O que ocorre, então, é que os empregados terceirizados, a despeito do local onde trabalham, não são empregados da empresa ou servidores do Ente Público em que atuam.

A finalidade maior da opção pela contratação de uma empresa terceirizada é a de maximização de resultados, leia-se, redução de custos, o que na prática tem implicado cortes de despesas com direitos trabalhistas. A realidade demonstra, então, que a terceirização de serviços funciona como mecanismo de diminuição de garantias e de direitos para boa parte dos empregados terceirizados, os quais recebem salários mais baixos e tem menos benefícios quando comparados com trabalhadores da mesma função que não sejam terceirizados.

Acresça-se que a empresa terceirizada é responsável direta pela quitação de todas as verbas trabalhistas, ficando a tomadora na posição de devedora subsidiária, ou seja, só paga a conta depois de esgotadas as tentativas de cobrança contra a primeira, dificultando assim, para o trabalhador, o recebimento daquilo que lhe é devido.
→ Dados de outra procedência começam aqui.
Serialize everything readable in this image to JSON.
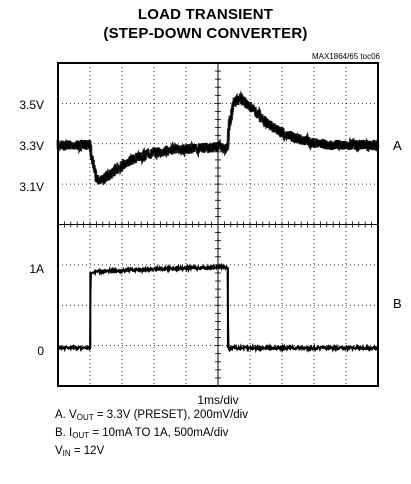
{
  "title": {
    "line1": "LOAD TRANSIENT",
    "line2": "(STEP-DOWN CONVERTER)"
  },
  "part_id": "MAX1864/65 toc06",
  "colors": {
    "trace": "#000000",
    "grid": "#000000",
    "background": "#ffffff"
  },
  "chart_data": {
    "type": "line",
    "grid": true,
    "x_divisions": 10,
    "y_divisions": 8,
    "x_units": "ms",
    "x_scale_per_div": 1,
    "timebase_label": "1ms/div",
    "channel_a": {
      "name": "A",
      "tick_labels": [
        "3.5V",
        "3.3V",
        "3.1V"
      ],
      "tick_values": [
        3.5,
        3.3,
        3.1
      ],
      "scale_per_div": 0.2,
      "points": [
        [
          0.0,
          3.3
        ],
        [
          1.0,
          3.3
        ],
        [
          1.05,
          3.25
        ],
        [
          1.2,
          3.14
        ],
        [
          1.3,
          3.12
        ],
        [
          1.6,
          3.15
        ],
        [
          2.0,
          3.2
        ],
        [
          2.5,
          3.24
        ],
        [
          3.0,
          3.26
        ],
        [
          3.5,
          3.275
        ],
        [
          4.0,
          3.28
        ],
        [
          4.5,
          3.285
        ],
        [
          5.0,
          3.29
        ],
        [
          5.3,
          3.29
        ],
        [
          5.35,
          3.4
        ],
        [
          5.5,
          3.51
        ],
        [
          5.7,
          3.53
        ],
        [
          6.0,
          3.49
        ],
        [
          6.5,
          3.41
        ],
        [
          7.0,
          3.36
        ],
        [
          7.5,
          3.33
        ],
        [
          8.0,
          3.31
        ],
        [
          8.5,
          3.3
        ],
        [
          10.0,
          3.3
        ]
      ]
    },
    "channel_b": {
      "name": "B",
      "tick_labels": [
        "1A",
        "0"
      ],
      "tick_values": [
        1.0,
        0.0
      ],
      "scale_per_div": 0.5,
      "points": [
        [
          0.0,
          0.0
        ],
        [
          1.0,
          0.0
        ],
        [
          1.02,
          0.94
        ],
        [
          1.5,
          0.95
        ],
        [
          3.0,
          0.98
        ],
        [
          4.5,
          0.995
        ],
        [
          5.3,
          1.0
        ],
        [
          5.32,
          0.0
        ],
        [
          10.0,
          0.0
        ]
      ]
    }
  },
  "notes": [
    {
      "prefix": "A. V",
      "sub": "OUT",
      "suffix": " = 3.3V (PRESET), 200mV/div"
    },
    {
      "prefix": "B. I",
      "sub": "OUT",
      "suffix": " = 10mA TO 1A, 500mA/div"
    },
    {
      "prefix": "V",
      "sub": "IN",
      "suffix": " = 12V"
    }
  ]
}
A terceirização comprovadamente também diminui a disponibilidade de postos de empregos e paralelamente aumenta a rotatividade de mão de obra, pontos que são absolutamente prejudiciais não só à classe trabalhadora, mas também à toda a sociedade, pois quanto mais vezes o trabalhador for demitido, para, poucos meses depois, ser novamente contratado, maior será o tempo em que ficará recebendo seguro-desemprego, benefício concedido a partir de aportes feitos por toda a sociedade ao FAT (fundo de amparo ao trabalhador).
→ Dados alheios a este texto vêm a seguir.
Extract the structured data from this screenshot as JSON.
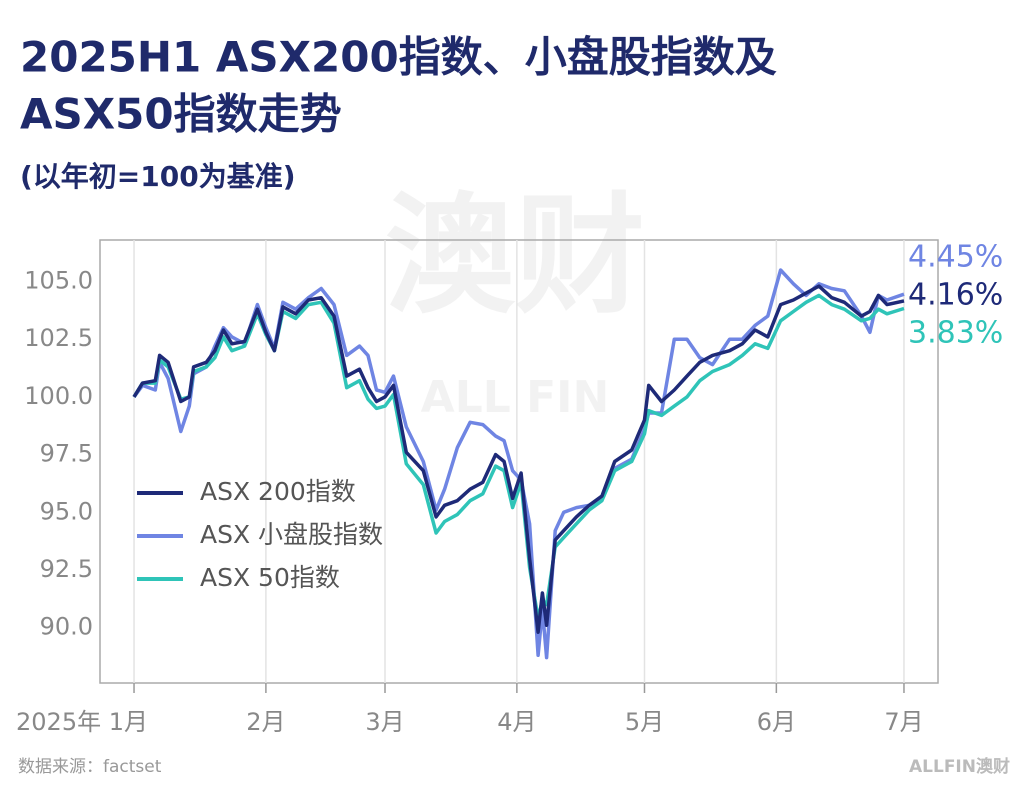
{
  "chart_data": {
    "type": "line",
    "title_lines": [
      "2025H1 ASX200指数、小盘股指数及",
      "ASX50指数走势"
    ],
    "subtitle": "(以年初=100为基准)",
    "source": "数据来源：factset",
    "logo": "ALLFIN澳财",
    "watermark": "澳财",
    "watermark_sub": "ALL FIN",
    "x": [
      0,
      2,
      5,
      6,
      8,
      11,
      13,
      14,
      17,
      19,
      21,
      23,
      26,
      29,
      31,
      33,
      35,
      38,
      41,
      44,
      47,
      50,
      53,
      55,
      57,
      59,
      61,
      64,
      68,
      71,
      73,
      76,
      79,
      82,
      85,
      87,
      89,
      91,
      93,
      95,
      96,
      97,
      99,
      101,
      104,
      107,
      110,
      113,
      117,
      120,
      121,
      124,
      127,
      130,
      133,
      136,
      140,
      143,
      146,
      149,
      152,
      155,
      158,
      161,
      164,
      167,
      171,
      173,
      175,
      177,
      181
    ],
    "xlim": [
      -8,
      189
    ],
    "xticks": [
      {
        "value": 0,
        "label": "2025年 1月"
      },
      {
        "value": 31,
        "label": "2月"
      },
      {
        "value": 59,
        "label": "3月"
      },
      {
        "value": 90,
        "label": "4月"
      },
      {
        "value": 120,
        "label": "5月"
      },
      {
        "value": 151,
        "label": "6月"
      },
      {
        "value": 181,
        "label": "7月"
      }
    ],
    "ylim": [
      87.6,
      106.8
    ],
    "yticks": [
      {
        "value": 90,
        "label": "90.0"
      },
      {
        "value": 92.5,
        "label": "92.5"
      },
      {
        "value": 95,
        "label": "95.0"
      },
      {
        "value": 97.5,
        "label": "97.5"
      },
      {
        "value": 100,
        "label": "100.0"
      },
      {
        "value": 102.5,
        "label": "102.5"
      },
      {
        "value": 105,
        "label": "105.0"
      }
    ],
    "grid": true,
    "legend": "left",
    "series": [
      {
        "name": "ASX 小盘股指数",
        "color": "#6f85e3",
        "end_label": "4.45%",
        "values": [
          100.0,
          100.5,
          100.3,
          101.5,
          100.8,
          98.5,
          99.6,
          101.0,
          101.3,
          102.2,
          103.0,
          102.6,
          102.3,
          104.0,
          103.0,
          102.1,
          104.1,
          103.8,
          104.3,
          104.7,
          104.0,
          101.8,
          102.2,
          101.8,
          100.3,
          100.2,
          100.9,
          98.7,
          97.2,
          95.1,
          96.0,
          97.8,
          98.9,
          98.8,
          98.3,
          98.1,
          96.8,
          96.4,
          94.5,
          88.8,
          90.8,
          88.7,
          94.2,
          95.0,
          95.2,
          95.3,
          95.6,
          96.9,
          97.3,
          98.6,
          99.3,
          99.3,
          102.5,
          102.5,
          101.7,
          101.4,
          102.5,
          102.5,
          103.1,
          103.5,
          105.5,
          104.9,
          104.4,
          104.9,
          104.7,
          104.6,
          103.5,
          102.8,
          104.4,
          104.2,
          104.45
        ]
      },
      {
        "name": "ASX 50指数",
        "color": "#2fc4b8",
        "end_label": "3.83%",
        "values": [
          100.0,
          100.6,
          100.6,
          101.6,
          101.3,
          99.9,
          100.0,
          101.1,
          101.3,
          101.7,
          102.6,
          102.0,
          102.2,
          103.6,
          102.7,
          102.0,
          103.7,
          103.4,
          104.0,
          104.1,
          103.2,
          100.4,
          100.7,
          99.9,
          99.5,
          99.6,
          100.1,
          97.1,
          96.2,
          94.1,
          94.6,
          94.9,
          95.5,
          95.8,
          97.0,
          96.8,
          95.2,
          96.3,
          92.6,
          90.4,
          91.2,
          91.0,
          93.5,
          93.9,
          94.5,
          95.1,
          95.5,
          96.8,
          97.2,
          98.4,
          99.4,
          99.2,
          99.6,
          100.0,
          100.7,
          101.1,
          101.4,
          101.8,
          102.3,
          102.1,
          103.3,
          103.7,
          104.1,
          104.4,
          104.0,
          103.8,
          103.3,
          103.4,
          103.8,
          103.6,
          103.83
        ]
      },
      {
        "name": "ASX 200指数",
        "color": "#1e2a78",
        "end_label": "4.16%",
        "values": [
          100.0,
          100.6,
          100.7,
          101.8,
          101.5,
          99.8,
          100.0,
          101.3,
          101.5,
          102.0,
          102.9,
          102.3,
          102.4,
          103.8,
          102.8,
          102.0,
          103.9,
          103.6,
          104.2,
          104.3,
          103.5,
          100.9,
          101.2,
          100.4,
          99.8,
          100.0,
          100.5,
          97.6,
          96.8,
          94.8,
          95.3,
          95.5,
          96.0,
          96.3,
          97.5,
          97.2,
          95.6,
          96.7,
          93.0,
          89.8,
          91.5,
          90.1,
          93.8,
          94.2,
          94.8,
          95.3,
          95.7,
          97.2,
          97.7,
          99.0,
          100.5,
          99.8,
          100.3,
          100.9,
          101.5,
          101.8,
          102.0,
          102.3,
          102.9,
          102.6,
          104.0,
          104.2,
          104.5,
          104.8,
          104.3,
          104.1,
          103.5,
          103.7,
          104.4,
          104.0,
          104.16
        ]
      }
    ]
  }
}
Daí porque o PL 4.330/2004 sofrer tanta resistência dentre os estudiosos e aplicadores do Direito do Trabalho.

Mais grave é que constitui ainda fator concreto de risco à saúde e à integridade física dos trabalhadores terceirizados, porquanto a redução de custos com a intermediação desse tipo de mão de obra tem sacrificado investimentos não só na remuneração e em outros benefícios acessórios, como também nas condições de segurança e saúde dessas pessoas.

Os dados a respeito são alarmantes: 4 em cada 5 mortes por acidente de trabalho no Brasil ocorrem com empregados de empresas terceirizadas. Em cada 10 acidentes de trabalho, 8 ocorrem em empresas que utilizam mão de obra terceirizada. Assim, uma legião de dependentes da previdência social vai se formado em face dos elevados índices de acidentes, recaindo a conta com o pagamento dos benefícios, em última análise, sobre a sociedade pagadora de impostos.

A despeito da realidade exposta, o projeto de Lei 4.330/2004, com a intenção de aparentemente preencher uma lacuna da Lei, já que nosso ordenamento jurídico não dispõe de uma regulamentação – especialmente, quanto à responsabilidade trabalhista do tomador e à especificação das atividades em que a terceirização seria lícita – simplesmente ignora toda a experiência acumulada pela Justiça do Trabalho, que só a admite em situações excepcionais: quando se trata de serviço especializado e no desenvolvimento de atividades acessórias da empresa.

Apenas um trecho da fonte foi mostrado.